Ricotta actually means re-cooked, and it’s the first "cheese stage" when using cooked milk and whey, before it turns into something like mozzarella, then a saltier version of primo sale and then the ricotta salata, or the salted ricotta, a harder cheese used for grating.

Just up the road from our house lives an old sheep farmer, who we’ve been fortunate enough to get fresh deliveries of ricotta and ricotta salata from on a weekly basis. The cheese is still steaming when it arrives and has a mildness and smoothness that is incomparable to the one from the stores.

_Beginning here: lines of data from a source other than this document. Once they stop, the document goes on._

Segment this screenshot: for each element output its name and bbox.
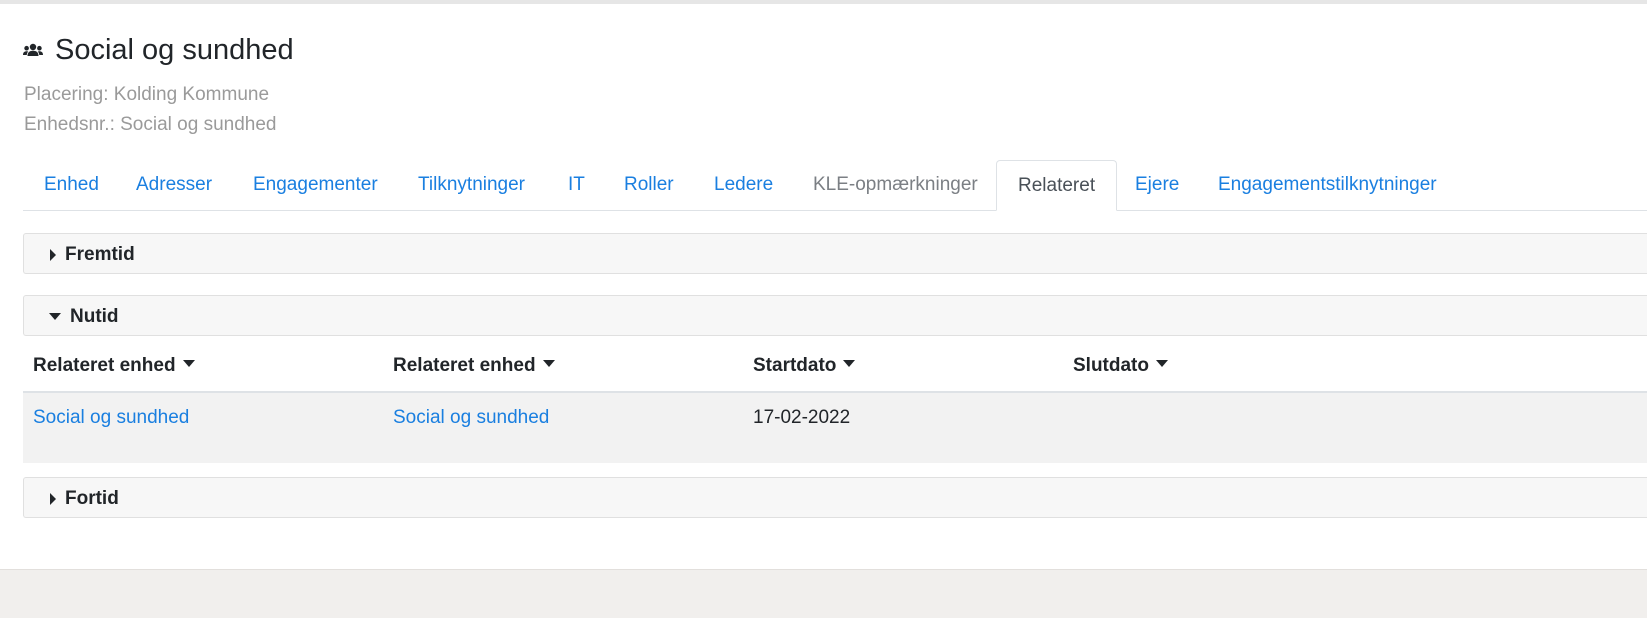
- sort-caret-icon: [542, 360, 555, 368]
- tab-ejere[interactable]: Ejere: [1114, 160, 1200, 210]
- tab-it[interactable]: IT: [547, 160, 606, 210]
- unit-number-text: Enhedsnr.: Social og sundhed: [24, 114, 277, 135]
- tab-enhed[interactable]: Enhed: [23, 160, 120, 210]
- related-unit-link[interactable]: Social og sundhed: [33, 393, 189, 443]
- tab-bar: Enhed Adresser Engagementer Tilknytninge…: [23, 160, 1647, 211]
- tab-kle-opmaerkninger: KLE-opmærkninger: [813, 174, 978, 195]
- caret-right-icon: [50, 478, 56, 519]
- section-nutid-header[interactable]: Nutid: [23, 295, 1647, 336]
- sort-caret-icon: [1156, 360, 1168, 368]
- column-header-label: Relateret enhed: [393, 355, 536, 376]
- unit-detail-card: Social og sundhed Placering: Kolding Kom…: [0, 4, 1647, 569]
- column-header-end-date[interactable]: Slutdato: [1073, 341, 1168, 391]
- column-header-label: Relateret enhed: [33, 355, 176, 376]
- column-header-label: Startdato: [753, 355, 837, 376]
- tab-ledere[interactable]: Ledere: [693, 160, 794, 210]
- column-header-start-date[interactable]: Startdato: [753, 341, 856, 391]
- section-nutid-label: Nutid: [70, 306, 119, 327]
- tab-engagementer[interactable]: Engagementer: [232, 160, 399, 210]
- table-header: Relateret enhed Relateret enhed Startdat…: [23, 341, 1647, 393]
- table-row: Social og sundhed Social og sundhed 17-0…: [23, 393, 1647, 463]
- sort-caret-icon: [843, 360, 856, 368]
- column-header-related-unit-1[interactable]: Relateret enhed: [33, 341, 195, 391]
- section-fremtid-header[interactable]: Fremtid: [23, 233, 1647, 274]
- section-fortid-label: Fortid: [65, 488, 119, 509]
- tab-tilknytninger[interactable]: Tilknytninger: [397, 160, 546, 210]
- page-footer: [0, 569, 1647, 618]
- page-title: Social og sundhed: [55, 34, 294, 66]
- related-unit-link[interactable]: Social og sundhed: [393, 393, 549, 443]
- users-icon: [23, 42, 43, 58]
- column-header-related-unit-2[interactable]: Relateret enhed: [393, 341, 555, 391]
- tab-engagementstilknytninger[interactable]: Engagementstilknytninger: [1197, 160, 1458, 210]
- tab-adresser[interactable]: Adresser: [115, 160, 233, 210]
- start-date-cell: 17-02-2022: [753, 407, 851, 428]
- page-header: Social og sundhed: [23, 32, 294, 68]
- section-fortid-header[interactable]: Fortid: [23, 477, 1647, 518]
- tab-relateret[interactable]: Relateret: [996, 160, 1118, 211]
- caret-down-icon: [49, 296, 61, 337]
- placement-text: Placering: Kolding Kommune: [24, 84, 270, 105]
- section-fremtid-label: Fremtid: [65, 244, 135, 265]
- sort-caret-icon: [182, 360, 195, 368]
- column-header-label: Slutdato: [1073, 355, 1149, 376]
- caret-right-icon: [50, 234, 56, 275]
- tab-roller[interactable]: Roller: [603, 160, 695, 210]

We have been experimenting with it a lot, making a number of different dishes, including Romanian papanasi. However, one of our favourites, that our friends at the pasticceria taught us, is the ricotta omelette. Just whip up three or four eggs, add about 200 grams of fresh ricotta and mash everything up with a fork.

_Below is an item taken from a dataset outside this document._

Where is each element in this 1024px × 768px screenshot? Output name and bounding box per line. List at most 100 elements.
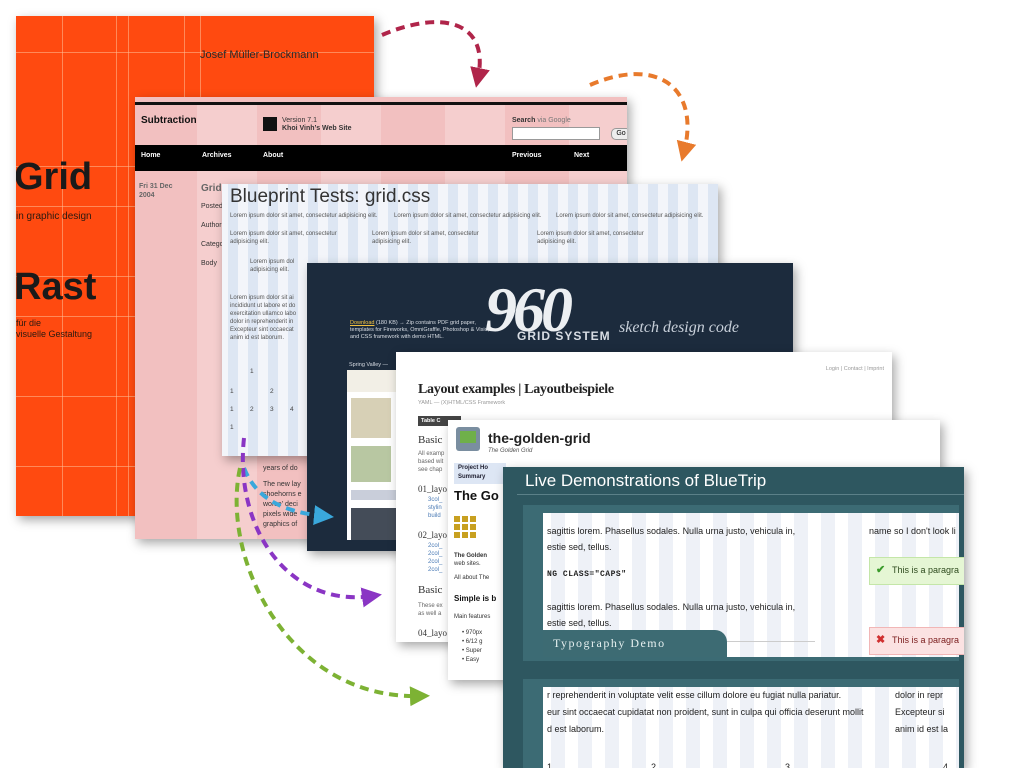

Pour the mixture into a non-stick frying pan and add some grated parmesan if you like. The result should be a beautiful, golden brown, fluffy omelette that goes perfectly with crusty bread, some salad and a chilled ros̩ Рa perfect summer lunch.

Wednesday, May 4, 2011

Marsala

It had been a while since we’d been on any proper excursions and since the weather looked more promising than it had recently, we decided to take a little road trip to the city of Marsala. Marlsala is located on the western-most point of Sicily and is best known for its sweet desert wine. The city only merited a very brief mention in our guidebook, which surprised us a little as we thought it was quite famous. Undeterred, we decided that we wanted to see what was there for ourselves.


After an hour-and-a-half’s drive we reached the outskirts of the city, and we started to understand why it wasn’t given more space in the guidebook. For more than 15 minutes we saw nothing but poor neighbourhoods, dilapidated houses, boarded-up shops and no indications of any city-center. We came close to turning around and heading somewhere else, but we were suddenly directed on to a small side street, leading towards the sea, and what we later found out was the historical center.

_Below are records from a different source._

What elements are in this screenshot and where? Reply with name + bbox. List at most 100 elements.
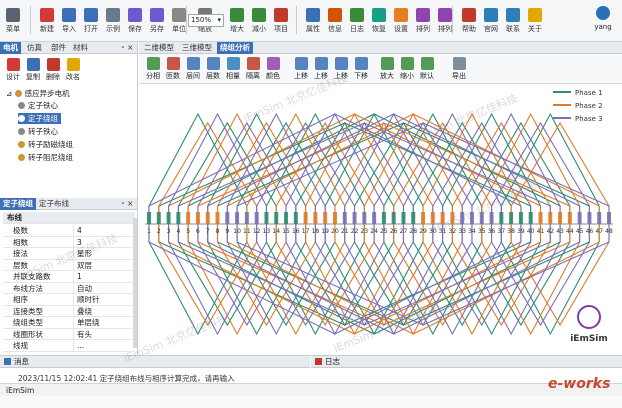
slot-marker xyxy=(528,212,533,224)
property-value[interactable]: 有头 xyxy=(73,328,92,340)
close-icon[interactable]: ⁃ × xyxy=(118,198,136,210)
tree-item-1[interactable]: 定子铁心 xyxy=(18,100,58,111)
toolbar-button-label: 属性 xyxy=(306,25,320,33)
panel-action-2[interactable]: 复制 xyxy=(24,58,42,82)
chart-tool-9[interactable]: 上移 xyxy=(311,57,331,81)
slot-marker xyxy=(313,212,318,224)
tree-item-2[interactable]: 定子绕组 xyxy=(18,113,61,124)
toolbar-button-3[interactable]: 导入 xyxy=(58,2,80,40)
output-panel-title[interactable]: 消息 xyxy=(0,356,310,368)
toolbar-button-23[interactable]: 关于 xyxy=(524,2,546,40)
property-value[interactable]: 4 xyxy=(73,225,82,236)
property-value[interactable]: 单层绕 xyxy=(73,317,100,328)
chart-tool-15[interactable]: 导出 xyxy=(449,57,469,81)
slot-marker xyxy=(372,212,377,224)
left-tab-2[interactable]: 仿真 xyxy=(24,42,45,54)
tree-item-5[interactable]: 转子阻尼绕组 xyxy=(18,152,73,163)
chart-tool-1[interactable]: 分相 xyxy=(143,57,163,81)
property-key: 绕组类型 xyxy=(13,318,43,327)
main-tab-2[interactable]: 三维模型 xyxy=(179,42,215,54)
left-tab-4[interactable]: 材料 xyxy=(70,42,91,54)
user-account[interactable]: yang xyxy=(590,6,616,31)
property-scrollbar[interactable] xyxy=(133,218,137,348)
property-row[interactable]: 接法 星形 xyxy=(3,248,135,260)
toolbar-button-12[interactable]: 项目 xyxy=(270,2,292,40)
toolbar-button-21[interactable]: 官网 xyxy=(480,2,502,40)
chart-tool-4[interactable]: 层数 xyxy=(203,57,223,81)
copy-icon xyxy=(26,58,40,71)
slot-label: 21 xyxy=(341,228,349,235)
restore-icon xyxy=(372,8,386,22)
property-value[interactable]: 顺时针 xyxy=(73,294,100,305)
property-row[interactable]: 绕组类型 单层绕 xyxy=(3,317,135,329)
chart-tool-7[interactable]: 颜色 xyxy=(263,57,283,81)
main-toolbar: 菜单 新建 导入 打开 示例 保存 另存 单位 缩放 增大 减小 项目 属性 信息 日志 恢复 设置 排列 排列 帮助… xyxy=(0,0,622,42)
property-value[interactable]: 自动 xyxy=(73,282,92,294)
toolbar-button-11[interactable]: 减小 xyxy=(248,2,270,40)
property-value[interactable]: 星形 xyxy=(73,248,92,259)
toolbar-button-10[interactable]: 增大 xyxy=(226,2,248,40)
toolbar-button-16[interactable]: 恢复 xyxy=(368,2,390,40)
property-row[interactable]: 并联支路数 1 xyxy=(3,271,135,283)
toolbar-button-6[interactable]: 保存 xyxy=(124,2,146,40)
toolbar-button-13[interactable]: 属性 xyxy=(302,2,324,40)
tree-item-3[interactable]: 转子铁心 xyxy=(18,126,58,137)
toolbar-button-label: 菜单 xyxy=(6,25,20,33)
property-row[interactable]: 相序 顺时针 xyxy=(3,294,135,306)
toolbar-button-4[interactable]: 打开 xyxy=(80,2,102,40)
tree-item-4[interactable]: 转子励磁绕组 xyxy=(18,139,73,150)
property-row[interactable]: 布线方法 自动 xyxy=(3,282,135,294)
left-tab-1[interactable]: 电机 xyxy=(0,42,21,54)
toolbar-button-2[interactable]: 新建 xyxy=(36,2,58,40)
toolbar-button-14[interactable]: 信息 xyxy=(324,2,346,40)
chart-tool-5[interactable]: 相量 xyxy=(223,57,243,81)
property-value[interactable]: 3 xyxy=(73,236,82,248)
tree-root[interactable]: ⊿ 感应异步电机 xyxy=(6,88,70,99)
property-row[interactable]: 极数 4 xyxy=(3,225,135,237)
property-row[interactable]: 连接类型 叠绕 xyxy=(3,305,135,317)
toolbar-button-22[interactable]: 联系 xyxy=(502,2,524,40)
chart-tool-6[interactable]: 隔离 xyxy=(243,57,263,81)
close-icon[interactable]: ⁃ × xyxy=(118,42,136,54)
chart-tool-13[interactable]: 缩小 xyxy=(397,57,417,81)
property-key: 相数 xyxy=(13,237,28,247)
chart-tool-8[interactable]: 上移 xyxy=(291,57,311,81)
log-panel-title[interactable]: 日志 xyxy=(311,356,622,368)
slot-marker xyxy=(567,212,572,224)
left-tab-3[interactable]: 部件 xyxy=(48,42,69,54)
toolbar-button-18[interactable]: 排列 xyxy=(412,2,434,40)
toolbar-button-1[interactable]: 菜单 xyxy=(2,2,24,40)
chart-tool-11[interactable]: 下移 xyxy=(351,57,371,81)
toolbar-button-7[interactable]: 另存 xyxy=(146,2,168,40)
toolbar-button-20[interactable]: 帮助 xyxy=(458,2,480,40)
panel-action-3[interactable]: 删除 xyxy=(44,58,62,82)
prop-tab-1[interactable]: 定子绕组 xyxy=(0,198,36,210)
panel-action-4[interactable]: 改名 xyxy=(64,58,82,82)
prop-tab-2[interactable]: 定子布线 xyxy=(36,198,72,210)
main-tab-3[interactable]: 绕组分析 xyxy=(217,42,253,54)
property-value[interactable]: 叠绕 xyxy=(73,305,92,317)
property-row[interactable]: 层数 双层 xyxy=(3,259,135,271)
chart-tool-12[interactable]: 放大 xyxy=(377,57,397,81)
property-value[interactable]: 1 xyxy=(73,271,82,282)
slot-label: 44 xyxy=(566,228,574,235)
property-value[interactable]: 双层 xyxy=(73,259,92,271)
toolbar-button-17[interactable]: 设置 xyxy=(390,2,412,40)
chart-tool-10[interactable]: 上移 xyxy=(331,57,351,81)
property-section-header[interactable]: 布线 xyxy=(3,212,135,224)
user-name: yang xyxy=(594,23,612,31)
property-value[interactable]: ... xyxy=(73,340,84,351)
toolbar-button-5[interactable]: 示例 xyxy=(102,2,124,40)
zoom-select[interactable]: 150% ▾ xyxy=(188,14,224,27)
property-row[interactable]: 线圈形状 有头 xyxy=(3,328,135,340)
chart-tool-3[interactable]: 层间 xyxy=(183,57,203,81)
chart-tool-2[interactable]: 匝数 xyxy=(163,57,183,81)
legend-label: Phase 1 xyxy=(575,89,603,97)
main-tab-1[interactable]: 二维模型 xyxy=(141,42,177,54)
property-row[interactable]: 相数 3 xyxy=(3,236,135,248)
toolbar-button-15[interactable]: 日志 xyxy=(346,2,368,40)
chart-tool-14[interactable]: 默认 xyxy=(417,57,437,81)
panel-action-1[interactable]: 设计 xyxy=(4,58,22,82)
property-row[interactable]: 线规... xyxy=(3,340,135,352)
tree-item-label: 转子阻尼绕组 xyxy=(28,153,73,162)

In the old-town the atmosphere was completely different. Founded in 400BC by the Carthaginians, it was under Roman rule that the city saw its first real prosperity and took its current layout. Later, under Arab rule, the city was called “Marsa Allah” (port of Allah) and that’s where the present name can be traced to. The core of the city, earlier surrounded by a stone wall, is now accessible through an impressive gate, leading to straight, perpendicular streets and impressive churches.




After a wonderful lunch at a local trattoria where we tried the local pasta specialities (one with tuna, peas and mint, and the other with aubergines and chilli) we wandered around the old-town, admiring the architectural details and the inviting stores.






Too bad they were all (as usual) closed for their daily siesta. But we didn’t mind too much since it’s a nice reason for us to return.